Roanoke Times Copyright (c) 1995, Landmark Communications, Inc. DATE: WEDNESDAY, August 9, 1995 TAG: 9508090054 SECTION: CURRENT PAGE: NRV-1 EDITION: NEW RIVER VALLEY SOURCE: BRIAN KELLEY STAFF WRITER DATELINE: BLACKSBURG LENGTH: Medium
The Cedar Run Road resident has watched this summer as runoff from three heavy rains damaged the steep, 400-foot-long gravel driveway that serves his home and two others just outside Blacksburg.
Raines and his wife, Pat, have used the driveway for 17 years. They didn't have a problem until this summer. That's when work began on a much-heralded - and taxpayer-assisted to the tune of $400,000 - expansion plant for Wolverine Gasket Co., uphill in the Blacksburg Industrial Park.
"This is a problem since it wasn't our fault," Raines said. "What really irritates me is that we've got tax money in that project."
He's called officials with Montgomery County, the state, Wolverine, Robinson Construction Co. and C.R. Sult Inc., the excavating contractor. As a last resort, he called the newspaper.
All he wants is the runoff problem prevented and his driveway fixed. So far, Raines said, no one has had a satisfactory answer.
The landowner, Harvey, Sult, Robinson Inc., and the primary contractor, Robinson Construction Co., filed an erosion and sediment control plan before work began. That's where a builder describes where soil will be disturbed and how erosion will be prevented.

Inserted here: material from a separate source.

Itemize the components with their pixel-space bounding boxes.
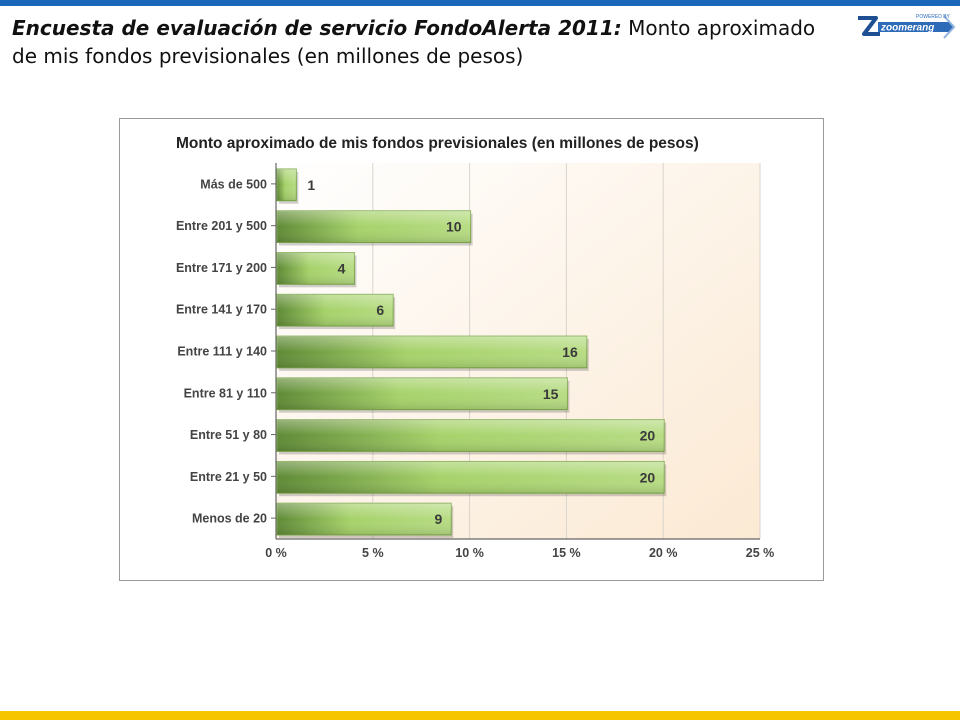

A local review panel, the Skyline Soil and Water Conservation District board, approved the plan in March. It also approved a slight modification last month.

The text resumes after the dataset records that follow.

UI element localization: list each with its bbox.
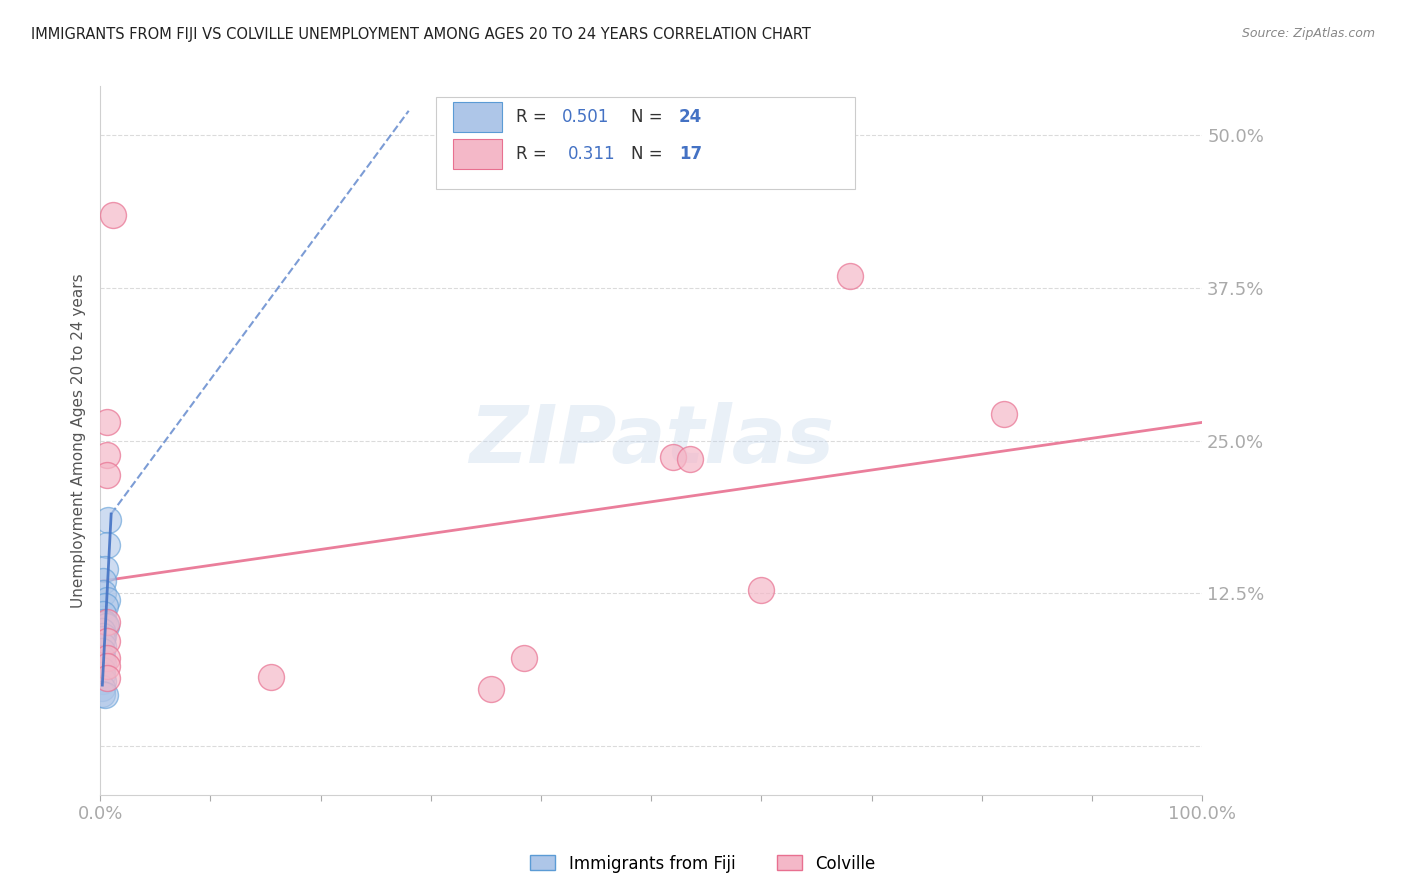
Text: N =: N = bbox=[631, 108, 668, 126]
Point bbox=[662, 450, 685, 464]
Text: R =: R = bbox=[516, 108, 551, 126]
Point bbox=[91, 687, 114, 701]
Point bbox=[91, 632, 114, 646]
Point bbox=[93, 607, 115, 622]
Text: N =: N = bbox=[631, 145, 668, 162]
Text: 0.311: 0.311 bbox=[568, 145, 614, 162]
Text: IMMIGRANTS FROM FIJI VS COLVILLE UNEMPLOYMENT AMONG AGES 20 TO 24 YEARS CORRELAT: IMMIGRANTS FROM FIJI VS COLVILLE UNEMPLO… bbox=[31, 27, 811, 42]
Point bbox=[93, 586, 115, 600]
Point bbox=[96, 416, 118, 430]
Point bbox=[91, 668, 114, 682]
FancyBboxPatch shape bbox=[436, 97, 855, 189]
Point bbox=[91, 624, 114, 639]
Point bbox=[93, 617, 115, 632]
Point bbox=[96, 449, 118, 463]
Point bbox=[96, 592, 118, 607]
Y-axis label: Unemployment Among Ages 20 to 24 years: Unemployment Among Ages 20 to 24 years bbox=[72, 274, 86, 608]
Point bbox=[751, 582, 773, 597]
Point bbox=[479, 681, 502, 696]
Point bbox=[93, 629, 115, 643]
Legend: Immigrants from Fiji, Colville: Immigrants from Fiji, Colville bbox=[523, 848, 883, 880]
Point bbox=[260, 669, 283, 683]
Text: Source: ZipAtlas.com: Source: ZipAtlas.com bbox=[1241, 27, 1375, 40]
Text: 17: 17 bbox=[679, 145, 702, 162]
Point bbox=[93, 574, 115, 589]
Point bbox=[91, 681, 114, 695]
Point bbox=[93, 656, 115, 670]
Point bbox=[93, 599, 115, 613]
Text: 24: 24 bbox=[679, 108, 702, 126]
Point bbox=[91, 664, 114, 678]
Point bbox=[96, 671, 118, 685]
Point bbox=[96, 538, 118, 552]
Point bbox=[94, 619, 117, 633]
Point bbox=[103, 208, 125, 222]
Point bbox=[93, 674, 115, 689]
Point bbox=[96, 634, 118, 648]
Point bbox=[93, 639, 115, 653]
Point bbox=[96, 467, 118, 482]
Point bbox=[679, 452, 702, 467]
Point bbox=[96, 651, 118, 665]
Text: ZIPatlas: ZIPatlas bbox=[468, 401, 834, 480]
Point bbox=[91, 644, 114, 658]
Point bbox=[838, 268, 860, 283]
Point bbox=[96, 658, 118, 673]
Text: R =: R = bbox=[516, 145, 557, 162]
Text: 0.501: 0.501 bbox=[562, 108, 609, 126]
Point bbox=[97, 513, 120, 527]
Bar bbox=[453, 102, 502, 132]
Point bbox=[993, 407, 1015, 421]
Point bbox=[513, 651, 536, 665]
Point bbox=[91, 651, 114, 665]
Point bbox=[93, 562, 115, 576]
Bar bbox=[453, 139, 502, 169]
Point bbox=[93, 688, 115, 702]
Point bbox=[93, 615, 115, 629]
Point bbox=[96, 615, 118, 629]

Since approval, it has been the county's responsibility - through its two-man building inspection office - to make sure the contractor is living up to the plan.

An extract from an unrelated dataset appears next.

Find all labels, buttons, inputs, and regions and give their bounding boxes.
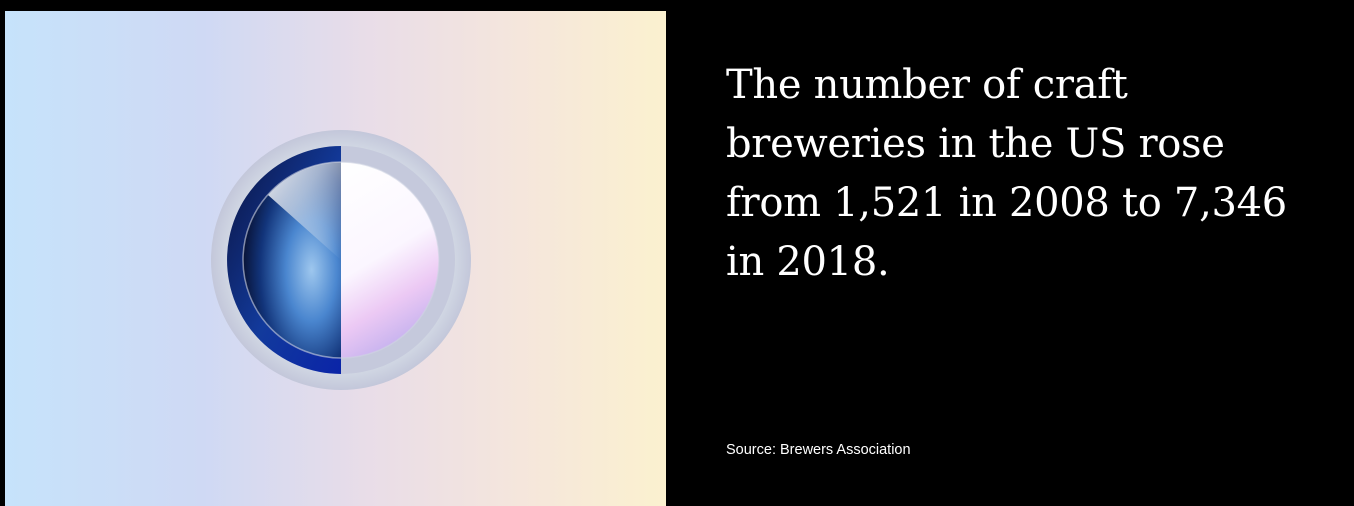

Wayne Mannon, Montgomery's head building official, said Sult, the grading contractor, has the required practices in place, including a synthetic fabric filter fence to catch silt below the 6 acres of disturbed soil, a seeded bank on the steep hill above Raines' land and a barrier of brush at the top of the hill.
Yet Janet Y. Smith, a Dublin-based erosion control specialist with the state Division of Soil and Water Conservation, noted several corrective steps that needed to be taken following a July 26 inspection of the Wolverine site. The state is responsible for making sure the county enforces erosion control plans.
Smith inspected the site after complaints from Raines and other residents and found: Brush barriers needed to be cleaned out, more grass seed needed to be spread, other control measures shown on the erosion plan needed to be properly installed and maintained and diversion channels needed to be built to move runoff away from the north side of the Wolverine building.
"Any erosion damage or sedimentation of downstream properties or waterways that was caused by this activity should be repaired," Smith wrote in a letter to the county. "The county should proceed to require the appropriate owners to make necessary corrective actions as soon as possible."
The erosion plan, prepared by Anderson & Associates, calls for the digging of a swale, or grass channel, to direct runoff away from the hill above the homes of Raines and his neighbors and into a stormwater detention pond. But the diversion swale cannot be built until workers finish siding the Wolverine building, Mannon said. That siding work appears to be going on right now.
Wolverine official Al Guarino said the company is aware of Raines' complaint but at this point doesn't yet own the land and is not involved in the situation. "The contractor is definitely the one that you would have to discuss this with," he said.
Bob Leach with Robinson Construction and Paul Sult of C.R. Sult Inc. could not be reached for comment, despite attempts last week and Tuesday to contact them.
"We've told [Raines] we're trying to do everything we can to get them to put that swale in," Mannon said. "We're trying to work with [the contractors] to get it resolved as soon as possible."
It can't be soon enough for Raines. And once the runoff is prevented, there's still the issue of who should pay to repair the driveway, which now presents a slow, bone-and-suspension-system-rattling uphill drive.
Sult visited the driveway this summer and offered to install two 24-inch culverts to divert runoff below the driveway and down to Cedar Run Road, Raines said, but he wanted $4,000 for the job.
To Raines, that's too much. "I'd be willing to work with them and help put up a bit if they were willing to put the road back in condition," he said.
For now, Raines just wants someone in government to show some leadership and help him get his problem fixed. "I don't know who to talk to."